There is a bottle shop in Tugun, right on the Hwy, just south of the signal that has the Shell on one side and the main e/w street on the other side. There are actually about 3 or 4 bottle shops there. This one has a red and yellow sign I think and is maybe Hendersons? I noticed there is another one with the same sign in Ocean Shores in the mall across from the community centre. Might be a new chain? Couldn't find a listing in the yellow pages on line. Don't know if they are independent, but the one in Tugun had Little Creatures and when I went to check out, the clerk (owner?) asked me if I'd tried it and then proceeded to dig out one of his last two bottles of Cascade first harvest for me. He said he'd received the largest order of that in Qld. He's at least appreciative of boutique beers...

Cheers, Brian


----------



## hwall95 (12/8/14)

I know this was 5 years ago, but if anyone is looking for a good bottle shop now, The Wine Emporium (No affiliation) has a really good range of beers and not expensive either. Just picked up a few nice bottles to share with my brother for his bucks party, although unfortunately they were out of the Flemish Sour they stock


----------



## blekk (19/8/14)

The Purple Palatet at Hawthorne has a great range


----------



## Liam_snorkel (21/3/15)

Just bumping this because a few good shops have popped up since:
Cellarbrations at Bowen Hills 
Super Cellars at Hawthorne and also Greenslopes (both formerly purple palate)
Bracken Ridge Tavern
Queens Plaza bottle shop and Malt Traders in the city
Spiro's Paddington
Chalk & Cheese Hamilton 
Archive obviously


----------



## Smokomark (21/3/15)

Just bumping this because a few good shops have popped up since:
Cellarbrations at Bowen Hills 
Super Cellars at Hawthorne and also Greenslopes (both formerly purple palate)
Bracken Ridge Tavern
Queens Plaza bottle shop and Malt Traders in the city
Spiro's Paddington
Chalk & Cheese Hamilton 
Archive obviously
The Vine at Cleveland


----------



## madpierre06 (21/3/15)

Craft Wine store in musgrave road at Red Hill...I'd love a few hundred unencumbered dollars to spend there


----------



## Brew Matt (21/3/15)

WildaYeast said:


> There's a cleanskin wine shop in Robina (I think the name might be cleanskin) in the new T Centre, which is just down from the Dog and Parrot. They only have a small beer selection, but I did find N Rivers Brewing Co beer there, so it might be a good outlet. I think Dog and Parrot is also carrying NRBC beers.

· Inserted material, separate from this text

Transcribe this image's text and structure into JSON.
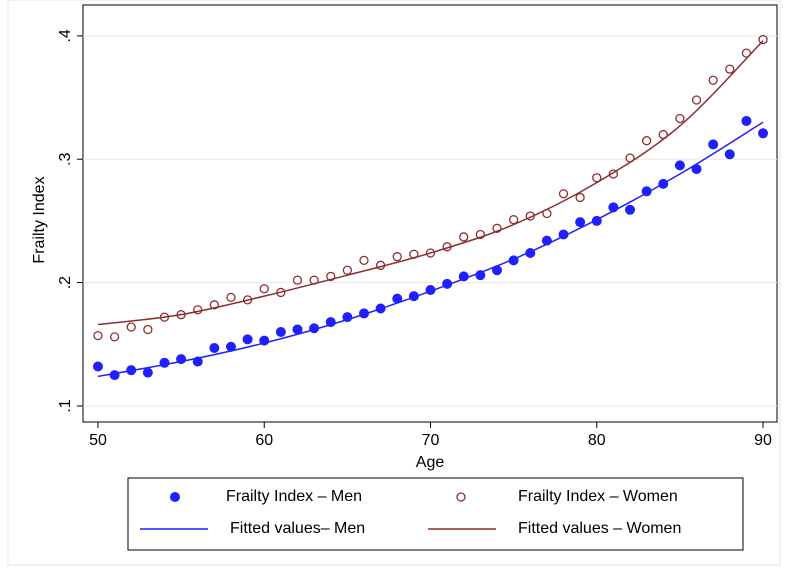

I was just reading this post thinking 'hang on, Northern Rivers Brewing Co went out of business years ago' then noticed the original post date was 2007.


----------



## AndrewQLD (23/3/15)

Moved from retailers forum. Retailers only are to post new threads in the retailers forum.


----------



## Snowdog (6/4/15)

Craft Red Hill has become my local bottlo, even if all I am getting is a case of 4 Pines.
Usually my beer budget takes a bit hit when I visit.


----------



## madpierre06 (7/4/15)

Black Sheep at Newmarket in Enogerra Rd just past Pepes got a decent range


----------